From the Office of the Director


As the director for the Muskegon River Watershed Assembly, you may think my position would be one of blindly saving the water. Obviously, water is vitally important. So are people. Let me share a few things I am in favor of: I am for feeding people; I am for employing people; I am for preserving our water and I am for wise use of funds.

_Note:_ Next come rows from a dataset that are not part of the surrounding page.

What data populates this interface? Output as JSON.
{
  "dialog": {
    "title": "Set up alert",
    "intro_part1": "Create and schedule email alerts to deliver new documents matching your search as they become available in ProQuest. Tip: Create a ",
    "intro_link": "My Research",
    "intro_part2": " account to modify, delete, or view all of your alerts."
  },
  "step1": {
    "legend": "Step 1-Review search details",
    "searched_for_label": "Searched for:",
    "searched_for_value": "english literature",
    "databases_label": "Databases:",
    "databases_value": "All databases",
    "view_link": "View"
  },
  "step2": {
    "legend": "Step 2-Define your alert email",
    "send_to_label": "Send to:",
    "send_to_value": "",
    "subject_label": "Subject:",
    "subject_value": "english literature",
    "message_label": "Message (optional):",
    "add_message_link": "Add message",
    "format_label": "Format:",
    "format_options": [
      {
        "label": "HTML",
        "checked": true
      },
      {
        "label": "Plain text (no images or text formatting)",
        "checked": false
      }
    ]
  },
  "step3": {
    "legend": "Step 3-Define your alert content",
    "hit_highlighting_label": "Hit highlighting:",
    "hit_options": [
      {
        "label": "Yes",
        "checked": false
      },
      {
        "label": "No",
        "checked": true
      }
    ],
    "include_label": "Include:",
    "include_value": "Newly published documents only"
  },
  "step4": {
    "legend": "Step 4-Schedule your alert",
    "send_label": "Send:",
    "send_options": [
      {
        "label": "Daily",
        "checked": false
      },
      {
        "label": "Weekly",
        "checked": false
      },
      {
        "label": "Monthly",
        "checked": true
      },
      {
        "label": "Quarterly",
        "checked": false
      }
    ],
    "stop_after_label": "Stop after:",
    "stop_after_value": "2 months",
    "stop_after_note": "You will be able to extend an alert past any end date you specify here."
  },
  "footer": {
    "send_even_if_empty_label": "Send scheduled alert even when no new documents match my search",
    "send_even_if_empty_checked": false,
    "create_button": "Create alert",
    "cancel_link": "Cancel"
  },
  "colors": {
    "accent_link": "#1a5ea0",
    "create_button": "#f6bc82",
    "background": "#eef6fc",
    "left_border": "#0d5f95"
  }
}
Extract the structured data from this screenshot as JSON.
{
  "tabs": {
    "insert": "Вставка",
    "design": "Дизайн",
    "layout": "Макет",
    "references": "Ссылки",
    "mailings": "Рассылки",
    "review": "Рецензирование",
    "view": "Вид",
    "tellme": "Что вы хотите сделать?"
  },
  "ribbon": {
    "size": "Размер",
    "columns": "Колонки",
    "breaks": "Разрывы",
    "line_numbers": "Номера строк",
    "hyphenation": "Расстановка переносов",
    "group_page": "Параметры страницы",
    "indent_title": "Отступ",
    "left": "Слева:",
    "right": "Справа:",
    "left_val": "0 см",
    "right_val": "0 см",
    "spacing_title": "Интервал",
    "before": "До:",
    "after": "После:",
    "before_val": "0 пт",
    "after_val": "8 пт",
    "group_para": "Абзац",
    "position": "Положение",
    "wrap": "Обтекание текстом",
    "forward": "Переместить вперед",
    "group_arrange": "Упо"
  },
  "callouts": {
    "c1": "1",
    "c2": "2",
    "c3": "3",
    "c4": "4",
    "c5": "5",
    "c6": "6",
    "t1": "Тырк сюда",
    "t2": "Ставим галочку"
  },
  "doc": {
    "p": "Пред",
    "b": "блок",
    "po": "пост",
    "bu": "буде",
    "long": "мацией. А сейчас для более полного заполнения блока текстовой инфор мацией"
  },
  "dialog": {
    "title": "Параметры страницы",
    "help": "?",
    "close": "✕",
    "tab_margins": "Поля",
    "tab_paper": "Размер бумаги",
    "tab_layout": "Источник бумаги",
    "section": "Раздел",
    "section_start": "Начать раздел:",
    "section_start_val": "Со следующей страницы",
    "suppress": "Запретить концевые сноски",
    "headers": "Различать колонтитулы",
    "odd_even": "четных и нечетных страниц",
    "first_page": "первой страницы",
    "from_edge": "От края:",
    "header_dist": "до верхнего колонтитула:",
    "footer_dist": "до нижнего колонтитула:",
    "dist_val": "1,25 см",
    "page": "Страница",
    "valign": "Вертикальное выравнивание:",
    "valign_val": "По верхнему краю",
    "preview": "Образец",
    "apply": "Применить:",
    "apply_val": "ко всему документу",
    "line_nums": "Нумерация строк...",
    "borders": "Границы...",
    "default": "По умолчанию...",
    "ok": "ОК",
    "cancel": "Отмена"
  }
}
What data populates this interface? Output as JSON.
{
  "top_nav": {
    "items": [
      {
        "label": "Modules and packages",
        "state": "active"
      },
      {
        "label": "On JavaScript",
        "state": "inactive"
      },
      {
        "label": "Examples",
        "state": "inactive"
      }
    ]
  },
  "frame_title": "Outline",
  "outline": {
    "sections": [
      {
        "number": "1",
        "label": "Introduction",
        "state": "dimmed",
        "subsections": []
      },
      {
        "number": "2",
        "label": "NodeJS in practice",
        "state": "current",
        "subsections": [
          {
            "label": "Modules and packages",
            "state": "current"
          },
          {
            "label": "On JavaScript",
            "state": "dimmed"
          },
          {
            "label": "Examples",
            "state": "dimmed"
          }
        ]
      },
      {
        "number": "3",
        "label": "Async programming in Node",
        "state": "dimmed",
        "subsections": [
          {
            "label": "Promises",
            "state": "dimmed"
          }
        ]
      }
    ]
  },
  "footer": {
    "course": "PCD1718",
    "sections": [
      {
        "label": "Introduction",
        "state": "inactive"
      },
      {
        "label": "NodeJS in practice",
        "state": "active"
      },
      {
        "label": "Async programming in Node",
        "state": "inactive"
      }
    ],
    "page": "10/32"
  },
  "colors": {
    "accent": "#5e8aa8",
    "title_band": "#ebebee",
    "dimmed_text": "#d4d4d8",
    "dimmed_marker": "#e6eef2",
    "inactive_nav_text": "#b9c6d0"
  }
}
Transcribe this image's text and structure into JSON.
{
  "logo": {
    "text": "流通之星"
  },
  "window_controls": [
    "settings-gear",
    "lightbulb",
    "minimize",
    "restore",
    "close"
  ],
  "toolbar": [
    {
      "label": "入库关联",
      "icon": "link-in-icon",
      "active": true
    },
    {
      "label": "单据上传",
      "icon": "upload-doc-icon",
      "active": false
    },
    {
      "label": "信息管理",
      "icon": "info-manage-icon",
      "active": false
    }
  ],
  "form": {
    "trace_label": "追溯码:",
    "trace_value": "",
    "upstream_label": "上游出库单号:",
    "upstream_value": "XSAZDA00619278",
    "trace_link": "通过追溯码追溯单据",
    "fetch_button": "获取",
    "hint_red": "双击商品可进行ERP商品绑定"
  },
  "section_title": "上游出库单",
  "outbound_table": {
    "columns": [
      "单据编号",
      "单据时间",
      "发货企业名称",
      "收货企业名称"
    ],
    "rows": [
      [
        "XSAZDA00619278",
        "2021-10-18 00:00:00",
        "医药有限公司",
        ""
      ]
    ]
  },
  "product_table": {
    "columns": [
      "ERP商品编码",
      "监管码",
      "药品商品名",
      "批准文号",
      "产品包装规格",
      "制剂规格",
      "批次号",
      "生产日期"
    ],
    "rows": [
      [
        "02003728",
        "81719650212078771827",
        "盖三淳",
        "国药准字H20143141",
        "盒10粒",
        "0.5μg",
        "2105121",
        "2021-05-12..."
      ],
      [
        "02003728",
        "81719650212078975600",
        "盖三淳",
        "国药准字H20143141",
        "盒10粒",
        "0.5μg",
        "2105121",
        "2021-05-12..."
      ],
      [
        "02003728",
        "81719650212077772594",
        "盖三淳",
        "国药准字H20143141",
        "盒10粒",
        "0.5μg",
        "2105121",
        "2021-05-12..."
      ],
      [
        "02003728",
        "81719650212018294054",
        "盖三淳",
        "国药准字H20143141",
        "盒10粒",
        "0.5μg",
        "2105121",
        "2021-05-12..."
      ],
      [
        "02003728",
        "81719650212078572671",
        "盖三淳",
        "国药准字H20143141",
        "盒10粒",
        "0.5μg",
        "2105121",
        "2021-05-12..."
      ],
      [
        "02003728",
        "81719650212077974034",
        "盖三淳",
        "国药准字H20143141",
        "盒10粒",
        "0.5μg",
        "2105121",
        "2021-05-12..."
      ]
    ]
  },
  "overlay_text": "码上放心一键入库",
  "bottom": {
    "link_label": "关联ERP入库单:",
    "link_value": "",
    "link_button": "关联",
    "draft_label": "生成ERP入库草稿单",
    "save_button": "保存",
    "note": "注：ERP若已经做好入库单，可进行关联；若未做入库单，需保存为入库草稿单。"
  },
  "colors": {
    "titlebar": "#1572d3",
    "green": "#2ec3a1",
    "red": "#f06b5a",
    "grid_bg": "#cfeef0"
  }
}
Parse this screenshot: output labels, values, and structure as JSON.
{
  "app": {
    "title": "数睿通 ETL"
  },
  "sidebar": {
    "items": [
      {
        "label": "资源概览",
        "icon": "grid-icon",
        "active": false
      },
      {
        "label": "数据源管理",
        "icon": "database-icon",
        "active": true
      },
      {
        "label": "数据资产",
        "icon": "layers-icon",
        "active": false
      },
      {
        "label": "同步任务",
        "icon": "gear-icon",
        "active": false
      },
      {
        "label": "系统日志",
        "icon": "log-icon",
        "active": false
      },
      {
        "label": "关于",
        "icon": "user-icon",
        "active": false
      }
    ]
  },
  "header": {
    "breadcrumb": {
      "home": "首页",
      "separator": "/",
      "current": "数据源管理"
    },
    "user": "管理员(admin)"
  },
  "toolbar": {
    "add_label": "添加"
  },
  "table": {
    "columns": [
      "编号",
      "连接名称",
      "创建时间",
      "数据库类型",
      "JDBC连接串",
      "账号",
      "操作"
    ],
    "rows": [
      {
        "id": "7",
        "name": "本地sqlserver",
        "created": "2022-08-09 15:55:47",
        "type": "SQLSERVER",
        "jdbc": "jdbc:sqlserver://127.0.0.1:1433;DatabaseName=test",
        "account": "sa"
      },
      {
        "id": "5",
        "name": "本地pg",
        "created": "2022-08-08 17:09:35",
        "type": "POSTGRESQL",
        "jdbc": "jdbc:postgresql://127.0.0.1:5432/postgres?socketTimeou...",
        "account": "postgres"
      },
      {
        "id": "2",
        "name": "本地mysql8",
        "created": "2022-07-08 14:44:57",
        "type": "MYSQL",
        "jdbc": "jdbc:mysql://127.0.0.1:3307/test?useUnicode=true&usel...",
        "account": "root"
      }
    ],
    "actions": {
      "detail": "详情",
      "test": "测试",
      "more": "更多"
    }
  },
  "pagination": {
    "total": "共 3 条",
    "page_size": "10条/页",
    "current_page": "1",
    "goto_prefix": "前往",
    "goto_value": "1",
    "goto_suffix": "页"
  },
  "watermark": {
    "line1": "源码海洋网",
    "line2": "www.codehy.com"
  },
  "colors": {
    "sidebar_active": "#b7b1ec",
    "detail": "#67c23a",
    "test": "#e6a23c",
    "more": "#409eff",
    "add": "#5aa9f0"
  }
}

In the course of my daily work, I see the amount of money invested to preserve the Great Lakes. Not just in our area, but across the region. In total, the Great Lakes Restoration Initiative (GLRI) has expended an average of $414,000,000 each year for four years to clean up land, and restore habitats that improves the water quality of our Great Lakes. This has been an extraordinary success and one that needs to continue to ensure we have clean water for the future. Watershed organizations like ours have been beneficiaries of these funds. In our case, the Muskegon River represents a pipeline of water to Lake Michigan carrying all the pollutants that our 2700 square miles of land delivers. Simply put, a cleaner river results in a cleaner lake

The phosphorous from fertilizers (think residential lawns and commercial farming operations) enters the river carried by heavy rains and snowmelt. We currently have G L R I funding of over $400,000 to reduce the amount of phosphorous entering the Tamarack Creek and the Muskegon River. We use these funds to help farmers install cover crops, filter strips and grassed waterways. Additionally, we educate homeowners to reduce or eliminate fertilizers and to encourage waterfront owners to plant living filters to capture phosphorous before it enters the lake.

With these funds going to preserve our clean water, we cannot condone any commercial operation that adds phosphorous to the watershed. It’s just bad business.

It is my sincere hope that becoming familiar with this issue will help you come to a wise conclusion on the use of our precious water and financial resources.